Il testo più antico del taoismo è il Daodejing (pinyin; Wade-Giles: Tao Te Ching), che viene tradotto come il Libro della Via (Dao) e della Virtù (De) ed è il più antico della Cina.
E’ un libretto diviso in 81 brevi capitoli, composto da aforismi da meditare come asserzioni o nozioni, un testo noto anche come Wuqianzi wen, scritto in 5000 caratteri.
La data di composizione è incertamente collocabile durante il periodo della dinastia Dong Zhou (Zhou Orientali: 770-256 p.e.v.) e meglio ancora nella seconda metà del VI secolo con la versione attribuita a Laozi.
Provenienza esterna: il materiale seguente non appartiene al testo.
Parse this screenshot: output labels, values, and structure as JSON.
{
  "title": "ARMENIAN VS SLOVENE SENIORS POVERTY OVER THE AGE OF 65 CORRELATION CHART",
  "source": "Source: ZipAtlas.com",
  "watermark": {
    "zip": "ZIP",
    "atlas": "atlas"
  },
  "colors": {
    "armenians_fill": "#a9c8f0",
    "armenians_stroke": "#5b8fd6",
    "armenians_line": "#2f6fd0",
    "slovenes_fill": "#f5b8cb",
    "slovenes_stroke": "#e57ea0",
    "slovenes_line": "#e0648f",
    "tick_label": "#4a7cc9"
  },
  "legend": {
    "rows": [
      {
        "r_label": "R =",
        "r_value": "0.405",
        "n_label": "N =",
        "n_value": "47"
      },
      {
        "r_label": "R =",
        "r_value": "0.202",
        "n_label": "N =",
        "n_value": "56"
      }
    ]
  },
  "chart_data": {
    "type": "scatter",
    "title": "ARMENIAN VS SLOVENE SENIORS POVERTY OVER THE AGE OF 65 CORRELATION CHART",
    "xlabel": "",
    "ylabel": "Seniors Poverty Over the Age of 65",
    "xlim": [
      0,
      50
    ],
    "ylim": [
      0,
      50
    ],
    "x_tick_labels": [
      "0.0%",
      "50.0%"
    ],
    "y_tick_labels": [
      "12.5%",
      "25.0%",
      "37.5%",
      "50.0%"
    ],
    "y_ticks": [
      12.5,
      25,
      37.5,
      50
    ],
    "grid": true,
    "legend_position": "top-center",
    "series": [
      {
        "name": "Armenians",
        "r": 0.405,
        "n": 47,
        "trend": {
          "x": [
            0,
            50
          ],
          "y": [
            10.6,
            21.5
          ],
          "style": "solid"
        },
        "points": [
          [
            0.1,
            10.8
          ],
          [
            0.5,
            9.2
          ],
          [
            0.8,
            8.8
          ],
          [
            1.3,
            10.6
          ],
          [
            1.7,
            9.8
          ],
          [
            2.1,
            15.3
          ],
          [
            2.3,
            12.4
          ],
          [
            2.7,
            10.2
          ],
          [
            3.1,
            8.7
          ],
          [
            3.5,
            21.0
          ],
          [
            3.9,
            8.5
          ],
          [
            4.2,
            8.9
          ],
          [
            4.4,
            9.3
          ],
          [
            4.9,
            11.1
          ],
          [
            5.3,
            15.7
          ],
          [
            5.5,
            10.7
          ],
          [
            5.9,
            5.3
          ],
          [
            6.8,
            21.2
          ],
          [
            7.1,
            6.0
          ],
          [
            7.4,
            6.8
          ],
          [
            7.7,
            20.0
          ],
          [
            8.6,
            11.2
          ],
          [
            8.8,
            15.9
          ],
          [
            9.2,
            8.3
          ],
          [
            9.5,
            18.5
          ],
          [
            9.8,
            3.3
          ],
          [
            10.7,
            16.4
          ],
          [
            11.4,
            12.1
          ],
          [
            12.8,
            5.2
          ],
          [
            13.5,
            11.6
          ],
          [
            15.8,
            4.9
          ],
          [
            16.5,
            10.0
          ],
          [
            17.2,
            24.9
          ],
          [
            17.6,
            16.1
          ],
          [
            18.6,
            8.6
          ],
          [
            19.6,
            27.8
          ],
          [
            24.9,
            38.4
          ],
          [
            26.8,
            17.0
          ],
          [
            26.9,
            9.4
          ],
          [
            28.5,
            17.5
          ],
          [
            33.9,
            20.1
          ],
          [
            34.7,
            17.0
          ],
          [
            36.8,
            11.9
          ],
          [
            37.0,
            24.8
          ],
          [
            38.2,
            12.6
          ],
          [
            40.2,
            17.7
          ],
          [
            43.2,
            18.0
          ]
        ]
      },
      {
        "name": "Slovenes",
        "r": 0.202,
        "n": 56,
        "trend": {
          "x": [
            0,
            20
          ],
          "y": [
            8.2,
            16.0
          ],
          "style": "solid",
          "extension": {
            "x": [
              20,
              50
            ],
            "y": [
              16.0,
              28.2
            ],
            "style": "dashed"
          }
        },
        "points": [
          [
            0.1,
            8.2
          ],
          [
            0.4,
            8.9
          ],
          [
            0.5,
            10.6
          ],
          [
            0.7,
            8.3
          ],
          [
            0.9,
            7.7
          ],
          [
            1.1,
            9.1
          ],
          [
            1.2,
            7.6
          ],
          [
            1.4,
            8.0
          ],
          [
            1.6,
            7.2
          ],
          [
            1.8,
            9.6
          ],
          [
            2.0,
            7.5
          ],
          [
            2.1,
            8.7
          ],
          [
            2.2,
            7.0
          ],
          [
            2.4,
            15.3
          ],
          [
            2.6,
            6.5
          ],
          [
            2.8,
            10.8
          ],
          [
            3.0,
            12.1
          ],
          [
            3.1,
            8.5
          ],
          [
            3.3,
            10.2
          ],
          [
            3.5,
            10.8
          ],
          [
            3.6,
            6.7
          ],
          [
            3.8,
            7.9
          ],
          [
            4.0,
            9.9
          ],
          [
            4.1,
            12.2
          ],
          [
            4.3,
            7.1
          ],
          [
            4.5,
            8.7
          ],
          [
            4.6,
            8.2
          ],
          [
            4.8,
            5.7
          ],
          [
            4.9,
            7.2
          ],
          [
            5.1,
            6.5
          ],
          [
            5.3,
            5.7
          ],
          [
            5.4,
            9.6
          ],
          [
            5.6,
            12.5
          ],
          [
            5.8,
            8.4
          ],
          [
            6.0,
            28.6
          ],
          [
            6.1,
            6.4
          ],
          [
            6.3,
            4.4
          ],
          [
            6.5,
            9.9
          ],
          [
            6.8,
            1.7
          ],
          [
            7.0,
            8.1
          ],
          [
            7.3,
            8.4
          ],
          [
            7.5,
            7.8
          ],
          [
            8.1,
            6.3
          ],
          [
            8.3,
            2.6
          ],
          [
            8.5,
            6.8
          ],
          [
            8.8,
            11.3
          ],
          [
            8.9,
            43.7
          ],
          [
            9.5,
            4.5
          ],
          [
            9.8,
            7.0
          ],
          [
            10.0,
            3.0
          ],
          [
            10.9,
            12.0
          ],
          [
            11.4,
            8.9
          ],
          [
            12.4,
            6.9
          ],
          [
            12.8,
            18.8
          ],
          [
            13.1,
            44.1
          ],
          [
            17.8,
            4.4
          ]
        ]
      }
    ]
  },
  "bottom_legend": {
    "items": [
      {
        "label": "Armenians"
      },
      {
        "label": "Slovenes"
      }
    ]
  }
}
Fu trovata nel 1993 in una tomba nella versione scritta su listelle di bambù, seguita poi da una seconda versione su seta stilati a cavallo fra il III e il II secolo p.e.v. e da una terza versione dal textus receptus.
Comprendere il Daodejing è stato sempre il problema che ha reso la vita difficile agli studiosi fin dai tempi in cui furono diffusi i primi testi. Naturalmente è stato ancora più arduo lo studio dell’approccio ai testi, per il fatto di dover leggere le varie traduzioni che a volte sono differenti fra loro. Di qui le interpretazioni erano decisamente differenti fra loro, sia a causa della lingua cinese, oltre alla complessità dell’argomento[1].